You get what you pay for. It's an old adage, but true when you're talking about Loewe. Ever the style setter, this 32in LCD is no different from virtually everything else it the German manufacturer's range. It's sleekly designed, but there is one difference: it's not any more expensive than the competition at this size.
So Loewe has cut corners, right? Wrong. After the sleekness of the screen, the rather cumbersome appearance of the AV switching/tuner box comes as something of a shock. But the bulk is forgiven when you see that connections include a DVI jack compatible with HDCP (for pristine digital video feeds from a suitably-equipped DVD player and, crucially, Sky's imminent highdefinition broadcasts), a PC jack, and component video jacks compatible with progressive scan signals.
In spite of its relatively affordable price, the Xelos 32 can also, in common with all of Loewe's TVs, be upgraded as your needs and budget allow thanks to a number of extra feature modules. While you can't use as full a collection of upgrade options as you can on Loewe's other higher-end LCD televisions, being able to add such goodies as Dolby Digital sound and wireless home automation still brought a smile to our face.
But that's not the end of the SL32's flexibility. If you're prepared to splash out an additional £400, you can get the SL32 HD/DR . For the uninitiated, DR refers to a built-in 80GB hard-disk recorder, complete with essential features like live TV pausing and multiple recording quality modes. This makes Loewe the only brand in the UK currently offering LCDs with built-in PVRs.
Inevitably, Loewe has had to make the occasional compromise to the Xelos SL32's specs in order to keep it more affordable than its higher-end sister models like the Spheros range. But this pleasingly appears to have upset picture quality much less than we might have at first expected...
What was especially striking about the Xelos SL32 when we saw it in action with our Bubba Ho-tep test disc was just how amazingly clean and direct its pictures are. A good example of this is the scene where Elvis sets the Mummy on fire; the Xelos copes admirably well with the bright flames juxtaposed with the surrounding darkness, managing to show a great amount of detail in Elvis' face, without overdoing the colour.
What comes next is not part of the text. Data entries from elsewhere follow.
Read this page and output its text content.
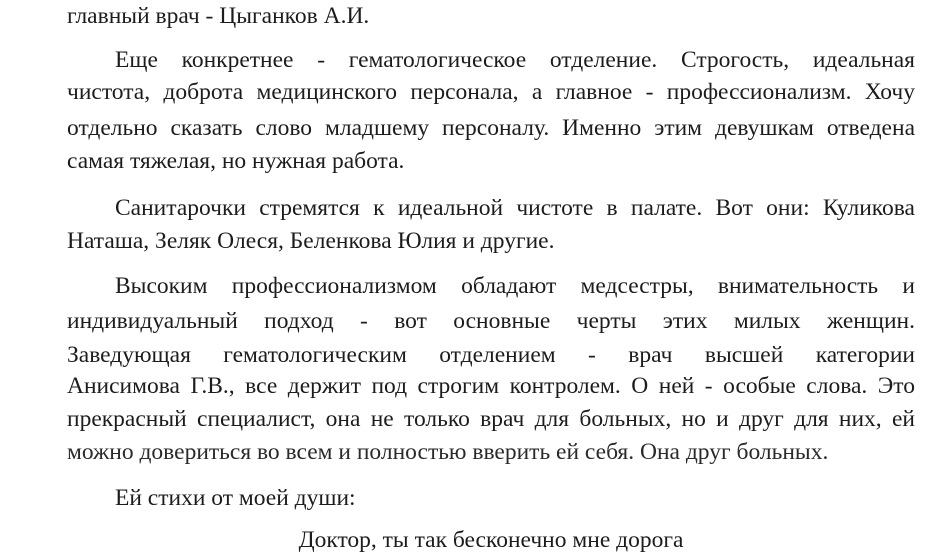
главный врач - Цыганков А.И.
Еще конкретнее - гематологическое отделение. Строгость, идеальная
чистота, доброта медицинского персонала, а главное - профессионализм. Хочу
отдельно сказать слово младшему персоналу. Именно этим девушкам отведена
самая тяжелая, но нужная работа.
Санитарочки стремятся к идеальной чистоте в палате. Вот они: Куликова
Наташа, Зеляк Олеся, Беленкова Юлия и другие.
Высоким профессионализмом обладают медсестры, внимательность и
индивидуальный подход - вот основные черты этих милых женщин.
Заведующая гематологическим отделением - врач высшей категории
Анисимова Г.В., все держит под строгим контролем. О ней - особые слова. Это
прекрасный специалист, она не только врач для больных, но и друг для них, ей
можно довериться во всем и полностью вверить ей себя. Она друг больных.
Ей стихи от моей души:
Доктор, ты так бесконечно мне дорога
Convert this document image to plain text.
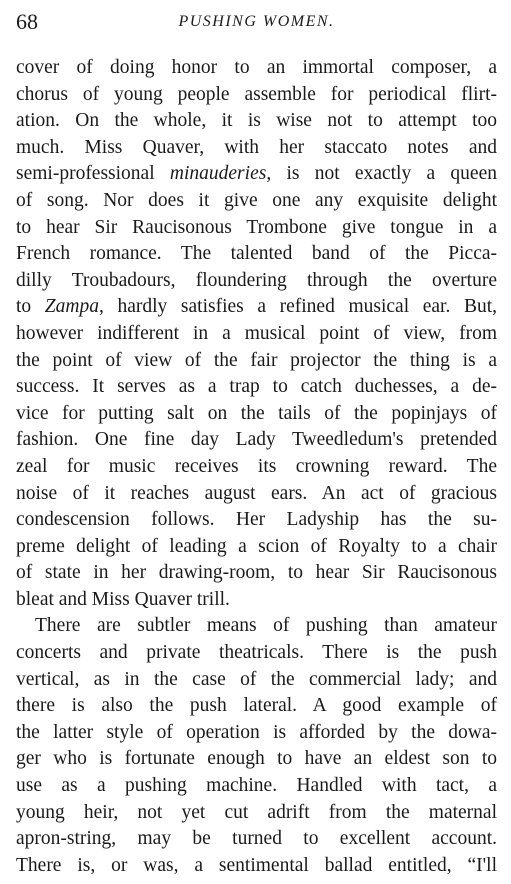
68	PUSHING WOMEN.
cover of doing honor to an immortal composer, a
chorus of young people assemble for periodical flirt-
ation. On the whole, it is wise not to attempt too
much. Miss Quaver, with her staccato notes and
semi-professional minauderies, is not exactly a queen
of song. Nor does it give one any exquisite delight
to hear Sir Raucisonous Trombone give tongue in a
French romance. The talented band of the Picca-
dilly Troubadours, floundering through the overture
to Zampa, hardly satisfies a refined musical ear. But,
however indifferent in a musical point of view, from
the point of view of the fair projector the thing is a
success. It serves as a trap to catch duchesses, a de-
vice for putting salt on the tails of the popinjays of
fashion. One fine day Lady Tweedledum's pretended
zeal for music receives its crowning reward. The
noise of it reaches august ears. An act of gracious
condescension follows. Her Ladyship has the su-
preme delight of leading a scion of Royalty to a chair
of state in her drawing-room, to hear Sir Raucisonous
bleat and Miss Quaver trill.
There are subtler means of pushing than amateur
concerts and private theatricals. There is the push
vertical, as in the case of the commercial lady; and
there is also the push lateral. A good example of
the latter style of operation is afforded by the dowa-
ger who is fortunate enough to have an eldest son to
use as a pushing machine. Handled with tact, a
young heir, not yet cut adrift from the maternal
apron-string, may be turned to excellent account.
There is, or was, a sentimental ballad entitled, “I'll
What's more, with all but analogue tuner pictures - and especially with highdefinition footage - there's practically no smearing, digital blocking or shimmering, grain and grey misting to indicate iffy contrast. In short, nothing stands between you and the full force of the picture's impressive colour saturations, pixel-perfect fine detail presentation and first-rate depth of field.
Picture quality extends to the optional DR HDD. We found it to be as accomplished as any standalone recorder we've had the pleasure of seeing. The top two recording settings are indistinguishable from original broadcasts, and while the bottom two cause the screen to struggle, with 80GB of memory this shouldn't be a problem.
The SL32 isn't in the same audio league as some of Loewe's more costly screens, but it still has more bass, power, range and detail than most.
We had our doubts that Loewe could compete at such a mainstream LCD price, but with its combination of impressive, no-nonsense performance and unique upgradeability, it will have some of the UK's better-known brands scurrying for cover. Only a slight concern about its complexity denies it the top spot in this group test.